Tren kasus bullying ini semestinya cukup untuk membuat berbagai pihak yang berkepentingan tak lagi tinggal diam. Apalagi, menurut Ali, “bullying tidak terpisahkan dari berbagai bentuk kekerasan lainnya.” Kita pun tahu bahwa di berbagai belahan dunia, termasuk Indonesia, bullying kerap berujung kematian. Selain melalui undang-undang perlindungan anak, pemerintah telah maju satu langkah dengan mengeluarkan beberapa peraturan baru, seperti Permendikbud No. 82 tahun 2015 tentang pencegahan dan penanggulangan tindak kekerasan di lingkungan satuan pendidikan, juga Permendikbud No. 8 tahun 2016 yang melarang adanya perpeloncoan di sekolah.
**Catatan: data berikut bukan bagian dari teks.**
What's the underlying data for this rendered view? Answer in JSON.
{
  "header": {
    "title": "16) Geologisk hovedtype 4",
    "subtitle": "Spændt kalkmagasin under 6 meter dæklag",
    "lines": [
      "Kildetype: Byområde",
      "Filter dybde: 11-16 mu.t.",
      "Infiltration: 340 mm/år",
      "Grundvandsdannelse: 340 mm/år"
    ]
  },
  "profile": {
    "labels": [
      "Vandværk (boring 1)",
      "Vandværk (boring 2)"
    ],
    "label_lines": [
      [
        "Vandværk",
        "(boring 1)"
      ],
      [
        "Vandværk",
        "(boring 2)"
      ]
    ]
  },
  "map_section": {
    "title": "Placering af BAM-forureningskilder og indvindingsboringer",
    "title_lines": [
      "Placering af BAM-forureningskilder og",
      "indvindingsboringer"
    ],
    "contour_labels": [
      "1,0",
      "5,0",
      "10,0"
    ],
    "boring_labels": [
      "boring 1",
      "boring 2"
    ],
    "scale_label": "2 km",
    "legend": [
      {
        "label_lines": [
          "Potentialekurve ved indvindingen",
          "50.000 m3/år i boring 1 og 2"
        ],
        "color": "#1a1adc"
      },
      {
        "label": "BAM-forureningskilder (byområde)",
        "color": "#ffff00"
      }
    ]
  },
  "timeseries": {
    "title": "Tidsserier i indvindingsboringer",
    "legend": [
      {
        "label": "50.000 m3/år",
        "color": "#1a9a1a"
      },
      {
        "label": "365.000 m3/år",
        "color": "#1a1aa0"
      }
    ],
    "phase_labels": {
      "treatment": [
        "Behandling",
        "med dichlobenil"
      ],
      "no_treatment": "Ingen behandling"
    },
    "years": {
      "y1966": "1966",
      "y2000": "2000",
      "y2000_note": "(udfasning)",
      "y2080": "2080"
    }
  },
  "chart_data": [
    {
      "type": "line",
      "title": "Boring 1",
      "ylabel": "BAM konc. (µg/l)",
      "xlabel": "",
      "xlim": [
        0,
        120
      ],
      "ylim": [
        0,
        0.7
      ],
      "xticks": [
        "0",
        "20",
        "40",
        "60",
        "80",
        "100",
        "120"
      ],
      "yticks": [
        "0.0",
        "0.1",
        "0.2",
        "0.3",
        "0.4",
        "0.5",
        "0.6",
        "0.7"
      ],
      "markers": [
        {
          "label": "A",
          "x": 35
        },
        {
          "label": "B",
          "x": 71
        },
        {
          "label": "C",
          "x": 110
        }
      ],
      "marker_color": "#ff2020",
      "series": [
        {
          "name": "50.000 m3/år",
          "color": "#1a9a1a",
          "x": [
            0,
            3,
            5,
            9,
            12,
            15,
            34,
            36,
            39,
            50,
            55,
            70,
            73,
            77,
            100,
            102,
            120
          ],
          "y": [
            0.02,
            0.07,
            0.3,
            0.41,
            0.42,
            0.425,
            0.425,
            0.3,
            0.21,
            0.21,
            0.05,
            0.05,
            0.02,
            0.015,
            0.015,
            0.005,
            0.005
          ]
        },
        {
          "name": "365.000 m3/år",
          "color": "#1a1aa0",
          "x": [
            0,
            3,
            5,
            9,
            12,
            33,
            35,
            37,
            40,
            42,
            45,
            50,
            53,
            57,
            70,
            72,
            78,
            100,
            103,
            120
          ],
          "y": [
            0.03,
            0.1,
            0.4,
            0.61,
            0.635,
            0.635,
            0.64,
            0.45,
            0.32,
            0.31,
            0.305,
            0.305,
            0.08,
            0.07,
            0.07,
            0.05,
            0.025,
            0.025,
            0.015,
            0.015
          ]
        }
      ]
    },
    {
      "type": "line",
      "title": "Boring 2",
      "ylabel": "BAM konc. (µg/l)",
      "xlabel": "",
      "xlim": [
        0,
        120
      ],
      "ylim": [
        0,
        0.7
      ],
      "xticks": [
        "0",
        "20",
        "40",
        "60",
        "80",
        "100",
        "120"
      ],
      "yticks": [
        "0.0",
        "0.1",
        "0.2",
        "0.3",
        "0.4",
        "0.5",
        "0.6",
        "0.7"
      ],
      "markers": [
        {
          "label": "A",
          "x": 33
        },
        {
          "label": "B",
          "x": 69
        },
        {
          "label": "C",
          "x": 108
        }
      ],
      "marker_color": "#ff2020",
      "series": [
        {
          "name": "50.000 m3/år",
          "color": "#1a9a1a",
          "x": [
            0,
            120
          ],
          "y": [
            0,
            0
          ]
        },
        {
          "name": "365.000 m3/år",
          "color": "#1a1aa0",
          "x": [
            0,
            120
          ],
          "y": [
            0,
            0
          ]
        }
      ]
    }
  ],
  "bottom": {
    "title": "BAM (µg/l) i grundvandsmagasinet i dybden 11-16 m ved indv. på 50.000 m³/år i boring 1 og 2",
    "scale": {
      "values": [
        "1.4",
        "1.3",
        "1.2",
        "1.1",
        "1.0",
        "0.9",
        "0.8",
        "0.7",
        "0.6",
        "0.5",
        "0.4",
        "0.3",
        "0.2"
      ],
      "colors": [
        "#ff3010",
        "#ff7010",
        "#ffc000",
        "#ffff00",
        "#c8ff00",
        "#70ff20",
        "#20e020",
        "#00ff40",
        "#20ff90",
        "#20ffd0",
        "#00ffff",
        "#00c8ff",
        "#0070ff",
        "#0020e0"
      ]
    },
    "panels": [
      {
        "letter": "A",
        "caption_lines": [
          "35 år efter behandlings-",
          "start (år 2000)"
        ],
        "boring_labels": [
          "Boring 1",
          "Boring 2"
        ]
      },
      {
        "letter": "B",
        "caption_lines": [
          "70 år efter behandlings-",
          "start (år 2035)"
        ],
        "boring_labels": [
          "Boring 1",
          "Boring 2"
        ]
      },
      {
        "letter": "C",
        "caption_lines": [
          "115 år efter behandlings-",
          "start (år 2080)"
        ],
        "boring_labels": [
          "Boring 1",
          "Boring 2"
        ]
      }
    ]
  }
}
Presiden Joko Widodo sendiri, di awal 2016, mengatakan akan menyiapkan Peraturan Presiden terkait bullying, Sesuatu yang hingga saat ini masih kita tunggu perkembangannya.
Sambil menunggu, para orang tua diharapkan awas terhadap perilaku bullying yang menimpa anak mereka. Demi pertumbuhan anak, dan demi kesehatan psikis dan mental mereka sendiri.